Il peignoit le paysage & l’architecture avec une singuliere finesse, & il a porté, dit M. Descamps, la peinture à Gouazze aussi loin qu’il paroît possible, lui donnant tout le piquant de la peinture à l’huile. Admirable par la finesse du trait, par celle de la touche, il montre un génie abondant dans ses compositions, & varie avec esprit ses petites figures, qu’on ne distingue souvent qu’à la loupe : mais il est au essous du médiocre pour le dessin du nud : vrai dans ses couleurs locales, savant dans ses oppositions, il ne lui manquoit que d’être meilleur dessinateur.

Après avoir fait quelque séjour à Venise, il fut appellé à Vienne par l’empereur Ferdinand qui lui donna le titre de son peintre. Mais il jouit peu de temps des bienfaits de ce prince, & mourut en 1640 à l’âge de trente ans.

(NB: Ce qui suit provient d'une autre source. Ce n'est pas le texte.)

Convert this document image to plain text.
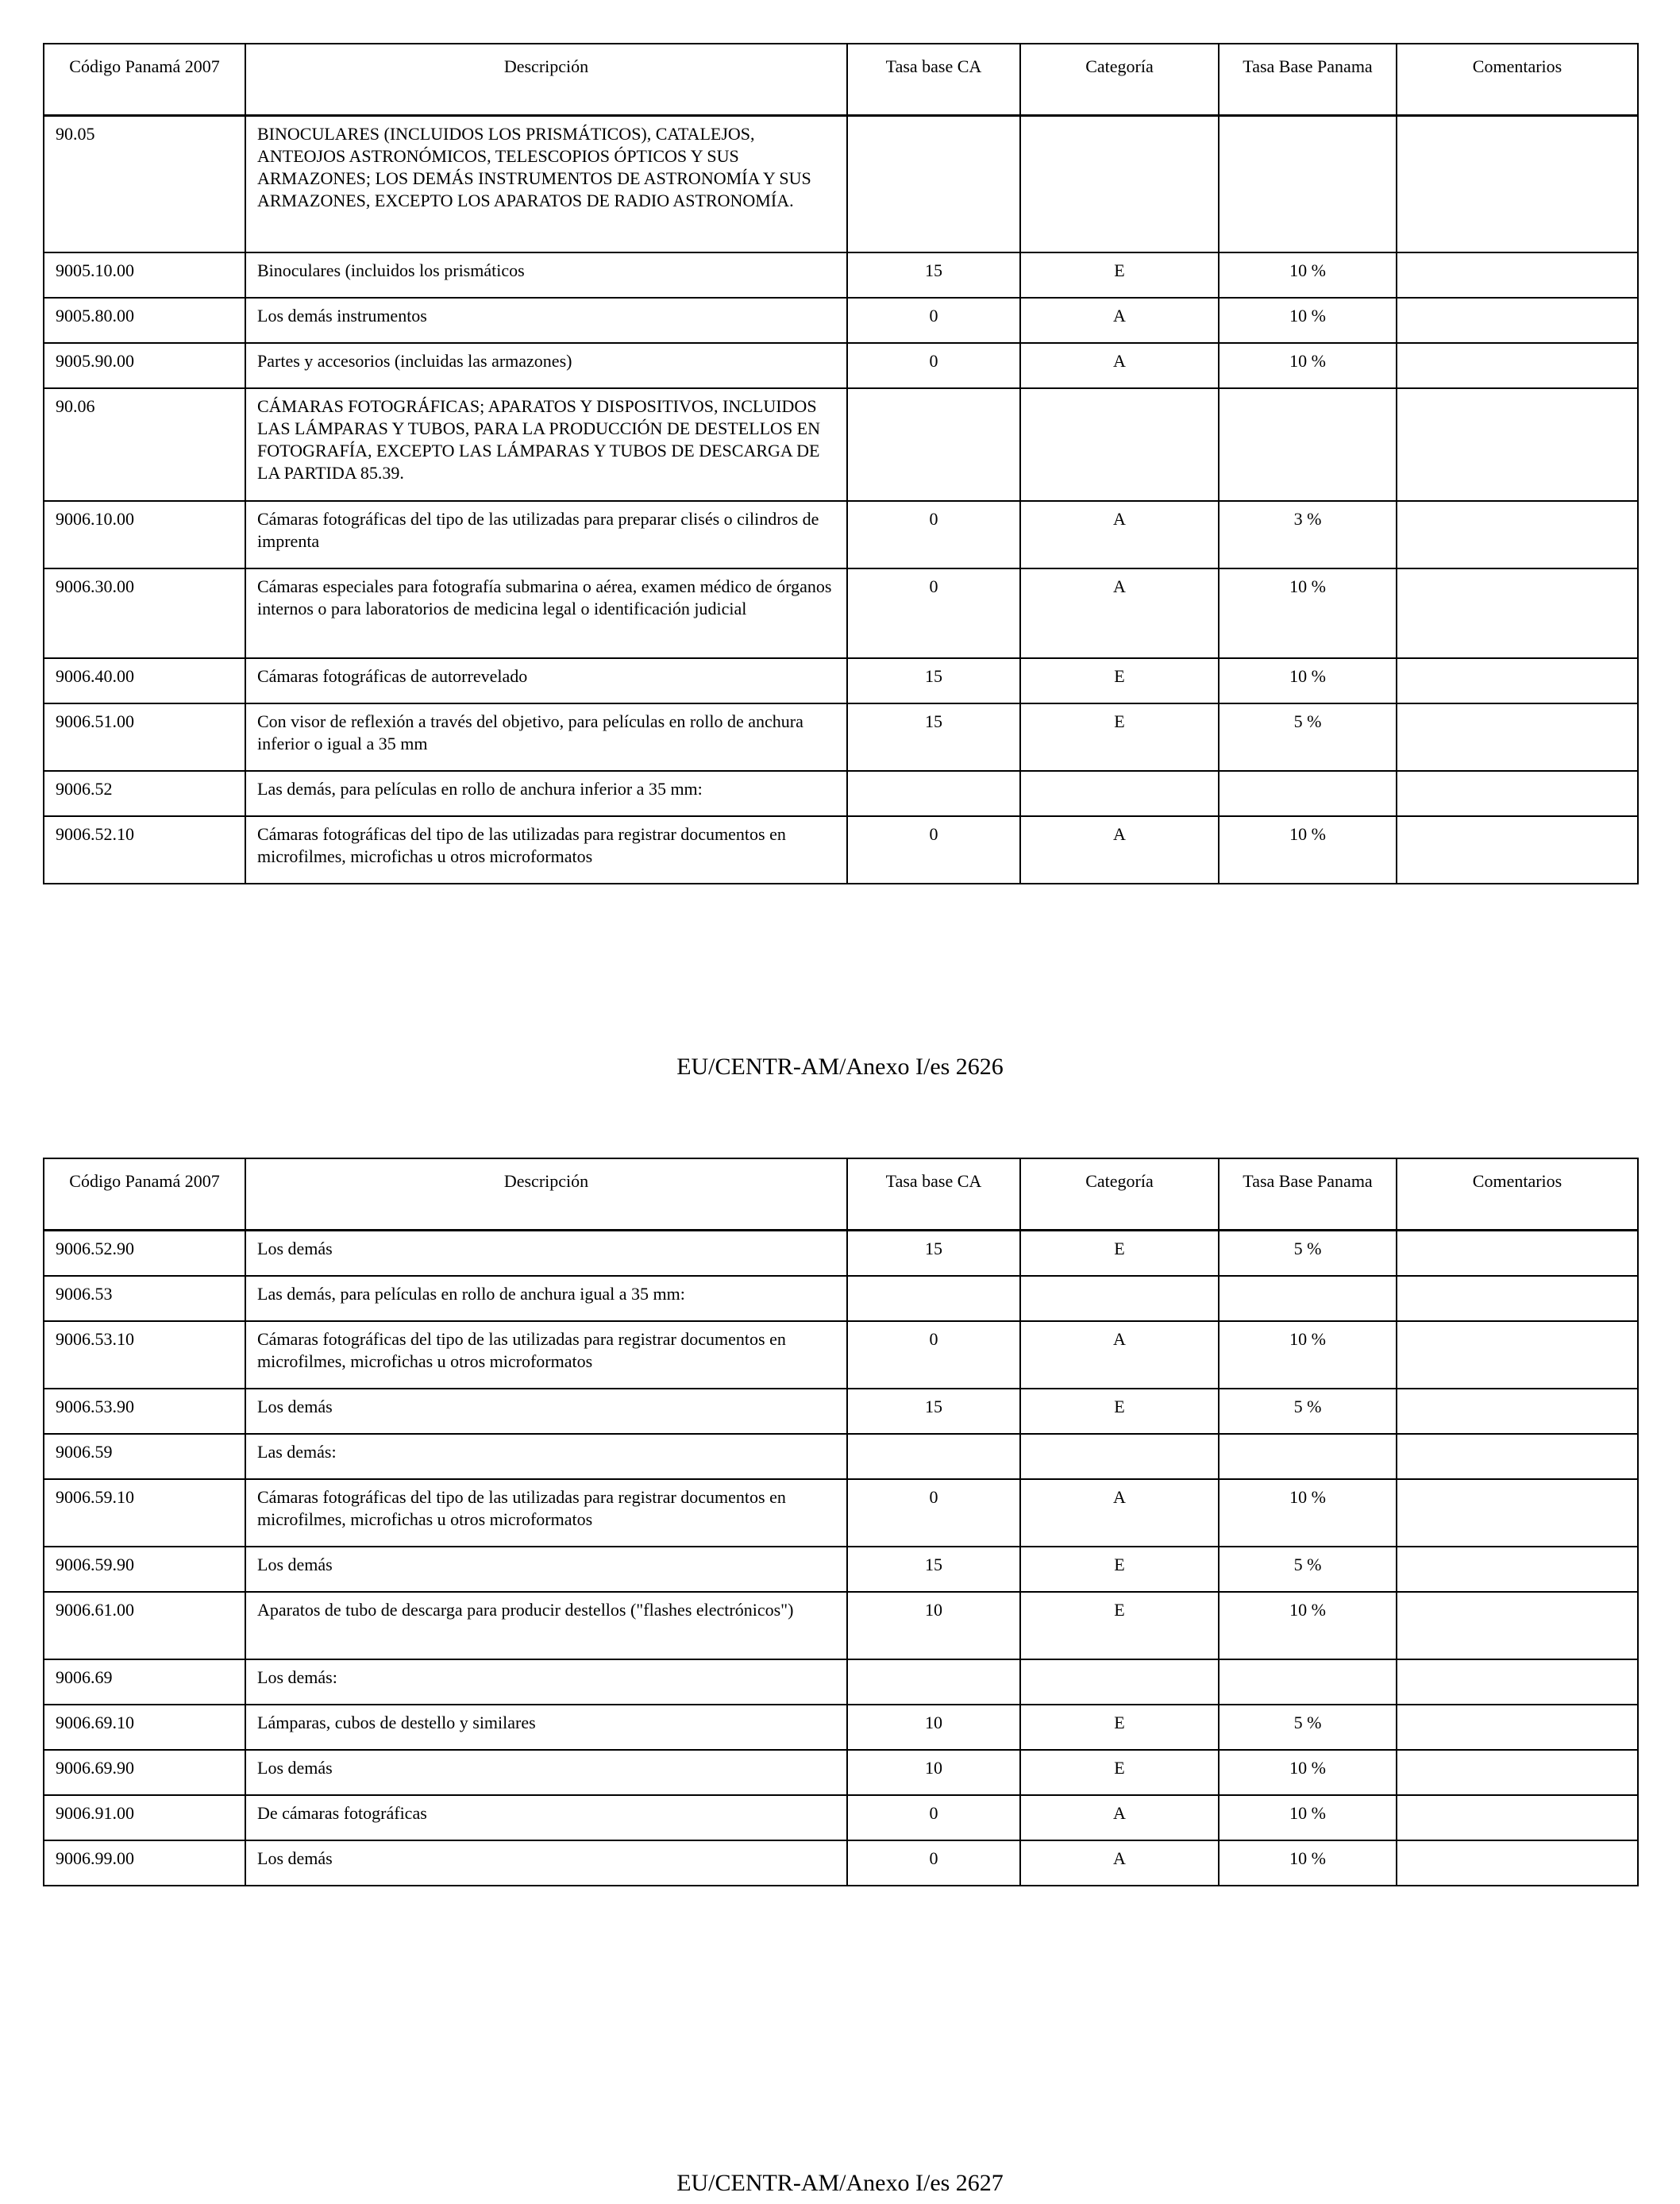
Código Panamá 2007	Descripción	Tasa base CA	Categoría	Tasa Base Panama	Comentarios
90.05	BINOCULARES (INCLUIDOS LOS PRISMÁTICOS), CATALEJOS, ANTEOJOS ASTRONÓMICOS, TELESCOPIOS ÓPTICOS Y SUS ARMAZONES; LOS DEMÁS INSTRUMENTOS DE ASTRONOMÍA Y SUS ARMAZONES, EXCEPTO LOS APARATOS DE RADIO ASTRONOMÍA.				
9005.10.00	Binoculares (incluidos los prismáticos	15	E	10 %	
9005.80.00	Los demás instrumentos	0	A	10 %	
9005.90.00	Partes y accesorios (incluidas las armazones)	0	A	10 %	
90.06	CÁMARAS FOTOGRÁFICAS; APARATOS Y DISPOSITIVOS, INCLUIDOS LAS LÁMPARAS Y TUBOS, PARA LA PRODUCCIÓN DE DESTELLOS EN FOTOGRAFÍA, EXCEPTO LAS LÁMPARAS Y TUBOS DE DESCARGA DE LA PARTIDA 85.39.				
9006.10.00	Cámaras fotográficas del tipo de las utilizadas para preparar clisés o cilindros de imprenta	0	A	3 %	
9006.30.00	Cámaras especiales para fotografía submarina o aérea, examen médico de órganos internos o para laboratorios de medicina legal o identificación judicial	0	A	10 %	
9006.40.00	Cámaras fotográficas de autorrevelado	15	E	10 %	
9006.51.00	Con visor de reflexión a través del objetivo, para películas en rollo de anchura inferior o igual a 35 mm	15	E	5 %	
9006.52	Las demás, para películas en rollo de anchura inferior a 35 mm:				
9006.52.10	Cámaras fotográficas del tipo de las utilizadas para registrar documentos en microfilmes, microfichas u otros microformatos	0	A	10 %	
EU/CENTR-AM/Anexo I/es 2626
Código Panamá 2007	Descripción	Tasa base CA	Categoría	Tasa Base Panama	Comentarios
9006.52.90	Los demás	15	E	5 %	
9006.53	Las demás, para películas en rollo de anchura igual a 35 mm:				
9006.53.10	Cámaras fotográficas del tipo de las utilizadas para registrar documentos en microfilmes, microfichas u otros microformatos	0	A	10 %	
9006.53.90	Los demás	15	E	5 %	
9006.59	Las demás:				
9006.59.10	Cámaras fotográficas del tipo de las utilizadas para registrar documentos en microfilmes, microfichas u otros microformatos	0	A	10 %	
9006.59.90	Los demás	15	E	5 %	
9006.61.00	Aparatos de tubo de descarga para producir destellos ("flashes electrónicos")	10	E	10 %	
9006.69	Los demás:				
9006.69.10	Lámparas, cubos de destello y similares	10	E	5 %	
9006.69.90	Los demás	10	E	10 %	
9006.91.00	De cámaras fotográficas	0	A	10 %	
9006.99.00	Los demás	0	A	10 %	
EU/CENTR-AM/Anexo I/es 2627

Il a gravé lui-même à l’eau-forte d’une pointe très fine. Telles sont les métamorphoses d’Ovide qui forment un recueil, onze batailles pour l’histoire des guerres de Flandre par Strada, d’autres batailles, des vues de jardins, des comédies, &c. Le nombre de ses ouvrages, la réputation dont il jouissoit à Strasbourg avant de passer en Italie, son séjour à Rome, à Naples, à Venise, me persuadent que M. Descamps a eu raison de le faire naître en 1600, & que cet artiste a vécu quarante ans. Dix à douze ans de travail ne paroissent pas suffire pour tout ce qu’il a fait.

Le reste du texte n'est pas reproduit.